(WJW) — As a powerful winter storm pounded Northeast Ohio with snow and high winds, only the heartiest of souls, like Rebecca Smith of Mayfield Heights, ventured outside to clear their driveways and sidewalks.

“I mean with all the wind blowing, it’s hard to keep up with. But I mean, I wanted to make sure it was safe for all of our delivery folks,” said Smith. “You know, presents are still coming for the holidays and I want to make sure I make it as easy as I can. They’re out here doing some really hard work on a really cold day.”

The strong winds knocked out power to homes scattered across the region.

“You know, I’m a child of the winter of ‘78, so this isn’t as horrible as then, but without power, it’s definitely bad,” said Michele Carson of Olmsted Falls.

In fact, Carson had good reason to be relieved that a FirstEnergy crew had her neighborhood next on their list of places to make repairs.

“I have a grandson who has a heart condition, so yes, I am relieved. Until the power is back on, we’re just trying to keep him warm and keep him stable,” she said.

On Friday, FirstEnergy crews were working around the clock to try and restore power as quickly as they can, but the wind is their No. 1 enemy.

“Sustained high winds have caused pretty significant damage,” FirstEnergy spokesperson Lauren Siburkis told FOX 8. “A lot of it is tree-related damage to our equipment, but also we’re seeing a lot of poles that are completely snapped in half. These are very, very strong wind gusts and we’re not really getting much of a break from the wind speeds.”

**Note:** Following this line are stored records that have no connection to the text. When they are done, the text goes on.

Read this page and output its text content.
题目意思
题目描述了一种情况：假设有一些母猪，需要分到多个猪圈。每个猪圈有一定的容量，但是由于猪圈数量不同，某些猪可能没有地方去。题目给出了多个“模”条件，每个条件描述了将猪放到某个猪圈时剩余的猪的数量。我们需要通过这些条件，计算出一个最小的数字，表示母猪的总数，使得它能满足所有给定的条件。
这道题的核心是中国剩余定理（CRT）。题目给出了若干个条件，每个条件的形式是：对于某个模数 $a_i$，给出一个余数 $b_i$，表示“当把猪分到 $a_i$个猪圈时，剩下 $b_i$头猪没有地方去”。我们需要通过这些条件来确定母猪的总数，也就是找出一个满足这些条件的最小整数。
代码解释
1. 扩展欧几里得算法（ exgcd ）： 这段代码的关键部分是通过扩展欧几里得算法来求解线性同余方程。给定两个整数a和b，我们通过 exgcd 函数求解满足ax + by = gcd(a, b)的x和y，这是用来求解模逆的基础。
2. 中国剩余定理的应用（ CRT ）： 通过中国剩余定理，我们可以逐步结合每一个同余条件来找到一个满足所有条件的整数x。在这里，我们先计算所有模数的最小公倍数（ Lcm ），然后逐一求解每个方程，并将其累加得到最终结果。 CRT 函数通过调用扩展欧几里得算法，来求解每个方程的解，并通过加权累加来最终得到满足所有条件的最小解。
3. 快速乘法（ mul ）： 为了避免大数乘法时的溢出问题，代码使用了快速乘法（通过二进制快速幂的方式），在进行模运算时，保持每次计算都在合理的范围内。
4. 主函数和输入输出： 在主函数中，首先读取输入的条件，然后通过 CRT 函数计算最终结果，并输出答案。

The wind gusts are so strong that the crews cannot use their cranes and buckets to make repairs. They are doing the best they can from the ground level to keep to keep up with the outages, but FirstEnergy said customers will need to be patient.

“They are, in many cases, making repairs as much as they can. They’re clearing hazards from the roads, such as downed power lines and trees, so that once the wind speeds are no longer above 40 mph, we can go up in the bucket trucks and completely make all of the repairs,” said Siburkis.

Back in Mayfield Heights, Rebecca Smith was just trying to get her dog Zuko to go outside, but he wanted no part of the storm.

“I mean our pup really doesn’t like the cold or the wet, so we just try to keep him out as short of a time as possible — putting him in his little booties and his jacket — and do the best we can. But it’s definitely too cold for him to do anything out here,” she said with a chuckle.